We can add density curve to a histogram as well
Length.density <- density(Length)
this is a density plot
plot(Length.density)
Note that “plot” draws different objects in very specific ways. That is because it is what we call a generic method. You can add the density line to a histogram
hist(Length, breaks = 20, freq=FALSE, col="grey")
lines(Length.density, lwd=3)
Lets make a customized function for generating a histogram:
MyHist <- function(X, xlab, binwidth){
hist(X,
breaks =
seq(min(floor(X)), max(ceiling(X)), binwidth),
col=rgb(.5,0,1,.5), xlab = xlab)
}
Produce a plot with three windows (using par(mfrow=c(1,3))
) which draws overlapping histograms of pup weight, length and girth for males and females. Add density lines.
this works:
par(mfrow=c(1,2))
MyDoubleHist(Weight, xlab="weight (kg)")
MyDoubleHist(Length, xlab="length (cm)")
but this doesn’t work!
MyDoubleHist(Girth, xlab="girth (cm)")
## Error in seq.default(min(X), max(X) + binwidth, binwidth): 'from' must be a finite number
This is our first encounter with the dreaded NA!
Note that when we try to calculate the max and min of Girth we get “NA”:
max(Girth); min(Girth)
## [1] NA
## [1] NA
This is gumming up out generation of the bins. To fix this, we need to add na.rm = TRUE
to those calculations.
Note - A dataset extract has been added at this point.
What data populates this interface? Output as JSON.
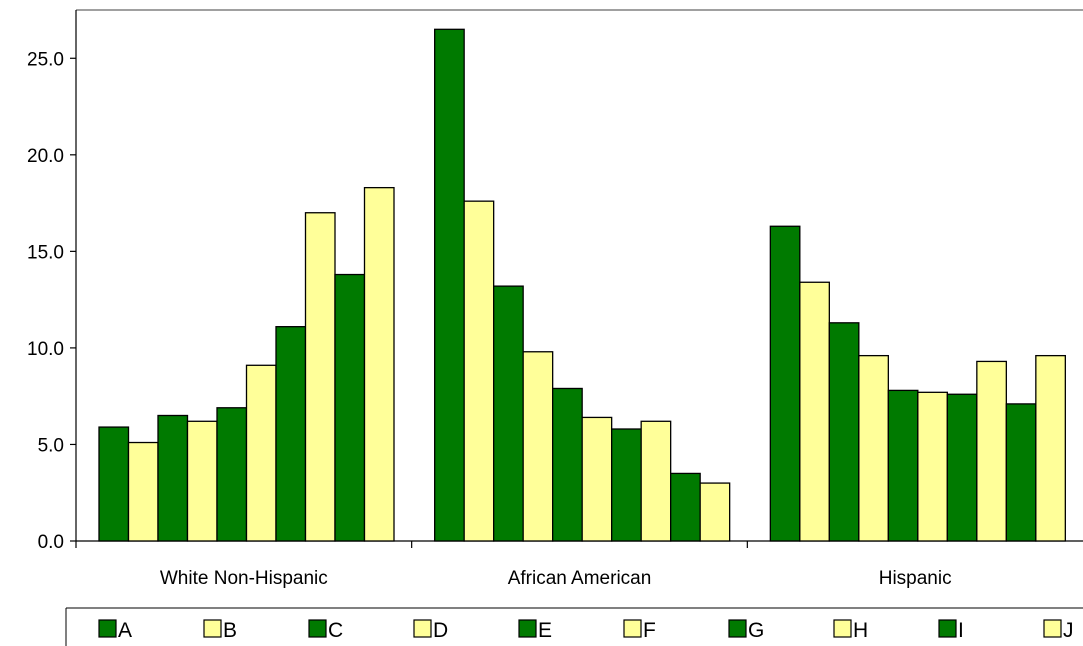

Note also that in this version we present density histograms and add density lines.
MyDoubleHist2 <- function(X, xlab="", main = "", binwidth = 1)
{
X.F <- X[Sex=="F"]
X.M <- X[Sex=="M"]
hist(X.F, freq=FALSE,
breaks = seq(min(X, na.rm=TRUE), max(X, na.rm=TRUE) + binwidth, binwidth),
col=rgb(1,0,0,.3), xlab = xlab, main=main)
hist(X.M, freq=FALSE,
breaks = seq(min(X, na.rm=TRUE), max(X, na.rm=TRUE) + binwidth, binwidth),
col=rgb(0,0,1,.3), add=TRUE)
lines(density(X.F, na.rm=TRUE), col="darkred", lwd=2)
lines(density(X.M, na.rm=TRUE), col="darkblue", lwd=2)
}
par(mfrow=c(1,3))
MyDoubleHist2(Length, "Length (cm)")
MyDoubleHist2(Girth, "Girth (cm)")
MyDoubleHist2(Weight, "Weight (kg)")
I think this looks pretty darned good!